Auditing medical records to ensure proper coding completed and to ensure compliance with Haad Regulation and Rules.
Following coding guidelines and legal requirements to ensure compliance Haad regulation and rules.
Assign proper ICD9, CPT, DRG codes for medical service that required pre-Authorization.
Help in the coding process for the rejected claims.
Quantitative analysis - Performs a comprehensive review for the record to assure the presence of all component parts such as: patient and record identification, signatures and dates where required, and all other necessary data in the presence of all reports which appear to be indicated by the nature of the treatment rendered.

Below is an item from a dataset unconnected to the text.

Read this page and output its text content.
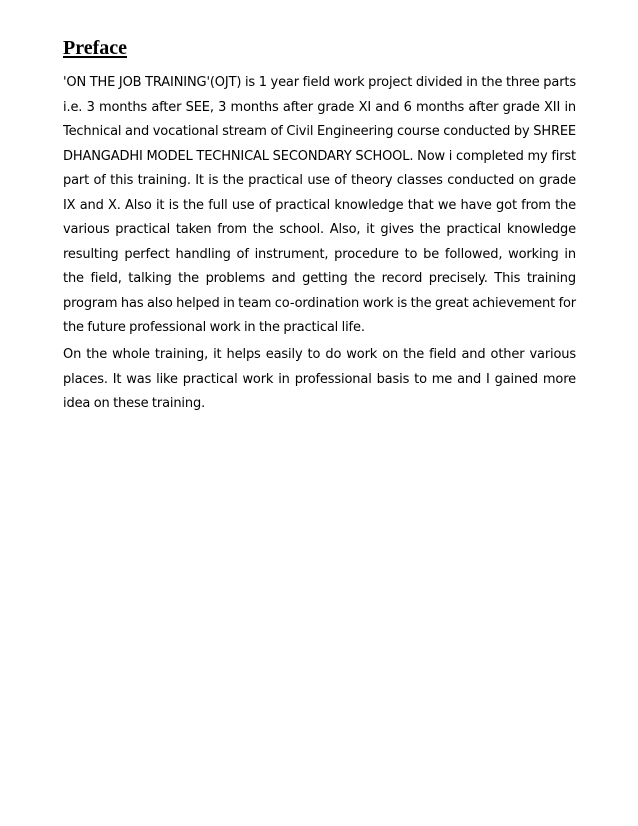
Preface

'ON THE JOB TRAINING'(OJT) is 1 year field work project divided in the three parts i.e. 3 months after SEE, 3 months after grade XI and 6 months after grade XII in Technical and vocational stream of Civil Engineering course conducted by SHREE DHANGADHI MODEL TECHNICAL SECONDARY SCHOOL. Now i completed my first part of this training. It is the practical use of theory classes conducted on grade IX and X. Also it is the full use of practical knowledge that we have got from the various practical taken from the school. Also, it gives the practical knowledge resulting perfect handling of instrument, procedure to be followed, working in the field, talking the problems and getting the record precisely. This training program has also helped in team co-ordination work is the great achievement for the future professional work in the practical life.

On the whole training, it helps easily to do work on the field and other various places. It was like practical work in professional basis to me and I gained more idea on these training.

Qualitative analysis - Evaluates the record for documentation consistency and adequacy. Ensures that the final diagnosis accurately reflects the care and treatment rendered. Reviews the records for compliance with established reimbursement and special screening criteria.
Analyzes provider documentation to assure the appropriate Evaluation & Management (E&M) levels are assigned using the correct CPT code
Performs other related duties, which may be inclusive, but not listed in the job description
Code the most accuracy level of diagnosis like external cause, place of occurrence and activity code.
Attending OSH programs of BIH as a mandatory requirement.
Complies with all OSH policies, procedures & legal requirements regarding OSHMS.
Conducts his/ her task in a healthy and safe manner at all times.
Report any untoward events that will impact the occupational, safety and health of patients, contractors, facilities, operations and etc.
Qualifications:
High School Diploma/ Bachelor\'s degree
Medical Coding Certificate by AAPC OR AHIMA
Two years\' experience using ICD-9-CM, CPT, HCPCs or equivalency.